Heart Failure is the leading cause of re-hospitalisation in the developed world with 25 percent of patient re-hospitalised for worsening heart failure after 30 days and 50 percent of Class III/IV heart failure patients are re-hospitalised by six months.

In the US, the heart failure related re-hospitalisation rate is such an economic burden, that in October this year the Affordable Care Acts Hospital Readmission Reduction Program was instituted and includes a penalty system to incentivize hospitals to ensure their heart failure related rehospitalisation rates meet a defined benchmark rate of less than 24.7 percent at 30 days. If hospitals exceed this benchmark then they risk repayment of reimbursements as a penalty. As such, we believe any approach that allows hospitals to reduce heart failure related re-hsopitalisation will be actively supported by hospitals.
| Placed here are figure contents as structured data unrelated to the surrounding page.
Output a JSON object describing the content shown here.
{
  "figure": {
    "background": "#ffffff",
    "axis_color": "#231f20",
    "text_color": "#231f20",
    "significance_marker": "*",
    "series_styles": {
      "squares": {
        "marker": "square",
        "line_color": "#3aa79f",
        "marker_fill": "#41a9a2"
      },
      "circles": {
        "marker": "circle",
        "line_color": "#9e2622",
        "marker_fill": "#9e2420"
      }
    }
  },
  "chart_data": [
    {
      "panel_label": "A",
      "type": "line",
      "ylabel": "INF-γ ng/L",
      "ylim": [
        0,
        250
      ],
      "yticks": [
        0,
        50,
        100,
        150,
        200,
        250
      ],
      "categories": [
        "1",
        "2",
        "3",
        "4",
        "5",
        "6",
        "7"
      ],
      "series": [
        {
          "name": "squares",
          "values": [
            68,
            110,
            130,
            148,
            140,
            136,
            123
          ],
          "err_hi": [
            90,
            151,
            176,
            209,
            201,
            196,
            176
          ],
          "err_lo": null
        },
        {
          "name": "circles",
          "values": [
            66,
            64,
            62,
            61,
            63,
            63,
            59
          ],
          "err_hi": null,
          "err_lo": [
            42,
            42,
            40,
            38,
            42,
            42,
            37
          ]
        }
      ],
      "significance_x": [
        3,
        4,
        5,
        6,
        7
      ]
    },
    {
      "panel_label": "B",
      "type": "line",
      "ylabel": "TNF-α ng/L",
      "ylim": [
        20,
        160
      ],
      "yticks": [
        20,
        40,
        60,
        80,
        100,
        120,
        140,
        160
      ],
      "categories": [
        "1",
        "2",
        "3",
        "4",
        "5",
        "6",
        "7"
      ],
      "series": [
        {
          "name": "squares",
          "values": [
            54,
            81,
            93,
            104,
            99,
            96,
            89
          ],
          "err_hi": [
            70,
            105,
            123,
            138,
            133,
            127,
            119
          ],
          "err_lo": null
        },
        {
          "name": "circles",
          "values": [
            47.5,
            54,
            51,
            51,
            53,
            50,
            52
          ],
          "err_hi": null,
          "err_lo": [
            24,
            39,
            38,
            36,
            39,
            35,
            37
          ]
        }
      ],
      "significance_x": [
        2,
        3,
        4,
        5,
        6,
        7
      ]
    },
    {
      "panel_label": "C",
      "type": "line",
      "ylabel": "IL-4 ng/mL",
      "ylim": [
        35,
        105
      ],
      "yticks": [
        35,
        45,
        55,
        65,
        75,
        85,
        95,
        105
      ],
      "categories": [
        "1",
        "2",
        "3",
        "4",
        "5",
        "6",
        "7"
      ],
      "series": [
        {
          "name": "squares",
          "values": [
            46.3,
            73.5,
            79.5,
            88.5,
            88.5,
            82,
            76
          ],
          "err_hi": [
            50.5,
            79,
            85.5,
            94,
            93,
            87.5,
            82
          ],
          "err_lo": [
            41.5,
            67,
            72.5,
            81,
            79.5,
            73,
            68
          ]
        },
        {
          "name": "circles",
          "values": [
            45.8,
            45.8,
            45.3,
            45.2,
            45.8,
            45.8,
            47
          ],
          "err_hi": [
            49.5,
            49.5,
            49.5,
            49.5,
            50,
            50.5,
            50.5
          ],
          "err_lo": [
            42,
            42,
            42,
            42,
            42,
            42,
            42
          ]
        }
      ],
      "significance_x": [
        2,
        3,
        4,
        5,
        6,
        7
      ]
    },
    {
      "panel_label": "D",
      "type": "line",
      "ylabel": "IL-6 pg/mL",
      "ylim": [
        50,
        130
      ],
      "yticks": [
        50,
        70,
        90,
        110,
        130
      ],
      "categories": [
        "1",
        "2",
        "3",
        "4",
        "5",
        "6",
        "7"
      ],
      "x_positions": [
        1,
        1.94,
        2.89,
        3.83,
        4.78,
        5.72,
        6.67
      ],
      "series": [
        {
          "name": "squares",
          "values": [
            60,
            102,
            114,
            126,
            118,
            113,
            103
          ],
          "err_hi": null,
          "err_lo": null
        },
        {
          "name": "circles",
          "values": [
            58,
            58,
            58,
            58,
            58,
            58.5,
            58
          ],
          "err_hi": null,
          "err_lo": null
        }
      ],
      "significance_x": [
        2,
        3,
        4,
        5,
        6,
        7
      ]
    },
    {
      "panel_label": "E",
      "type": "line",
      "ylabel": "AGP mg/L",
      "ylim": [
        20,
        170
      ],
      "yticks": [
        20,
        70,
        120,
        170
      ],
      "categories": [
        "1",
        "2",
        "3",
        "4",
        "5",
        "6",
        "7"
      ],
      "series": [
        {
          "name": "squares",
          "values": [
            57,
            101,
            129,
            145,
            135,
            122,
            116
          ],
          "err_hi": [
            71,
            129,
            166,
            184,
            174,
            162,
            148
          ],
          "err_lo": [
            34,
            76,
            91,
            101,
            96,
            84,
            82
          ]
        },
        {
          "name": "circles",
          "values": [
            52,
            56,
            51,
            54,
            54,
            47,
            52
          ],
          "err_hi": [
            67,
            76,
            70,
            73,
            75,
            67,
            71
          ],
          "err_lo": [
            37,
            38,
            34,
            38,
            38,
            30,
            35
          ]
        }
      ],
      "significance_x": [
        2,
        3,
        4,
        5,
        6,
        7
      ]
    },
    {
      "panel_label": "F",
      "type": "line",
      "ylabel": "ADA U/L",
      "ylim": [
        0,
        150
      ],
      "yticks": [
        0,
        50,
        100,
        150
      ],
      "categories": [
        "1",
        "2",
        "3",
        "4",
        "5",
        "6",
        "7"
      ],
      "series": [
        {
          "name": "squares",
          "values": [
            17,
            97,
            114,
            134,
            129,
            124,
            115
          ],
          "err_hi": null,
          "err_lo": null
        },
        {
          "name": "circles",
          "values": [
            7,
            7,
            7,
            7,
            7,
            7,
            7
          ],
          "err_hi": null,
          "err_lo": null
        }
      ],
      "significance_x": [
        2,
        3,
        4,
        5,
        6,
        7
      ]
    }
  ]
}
In our pilot study trial, at least 17 of the 20 patients had been hospitalized due to worsening heart failure in the year prior to receiving our implant. Post implant, the re-hospitalisation rate at 12 months was 15 percent. Reducing this clinical and economic burden is such a priority that the FDA have approved the primary endpoint for our clinical trial with the C-pulse device to be the demonstration of a reduction in hospitalization rate due to worsening heart failure or heart failure related mortality. Other cost effective benefits we believe the C-pulse device offers compared to Class IV devices is:

In our pilot study, the average number of days in hospital was nine compared to 19 for patients who received a Left Ventricular Assist Device (LVAD). Our average number included those patients who received the C-pulse device both via minimally invasive approach and via a thoracotomy (which is a more invasive and requires additional post-operative care). Those patients who receive the C-pulse device implanted in a minimally invasive manner only require approximately four days in hospital.

Our device is currently sold for US$59,000 while it's being evaluated in premarketing and post marketing clinical trials, which is significantly lower than Class IV devices such as LVAD devices which cost in the order of US$150,000 and is in excess of the medicare/payer reimbursement level for these devices/procedures ($130,000).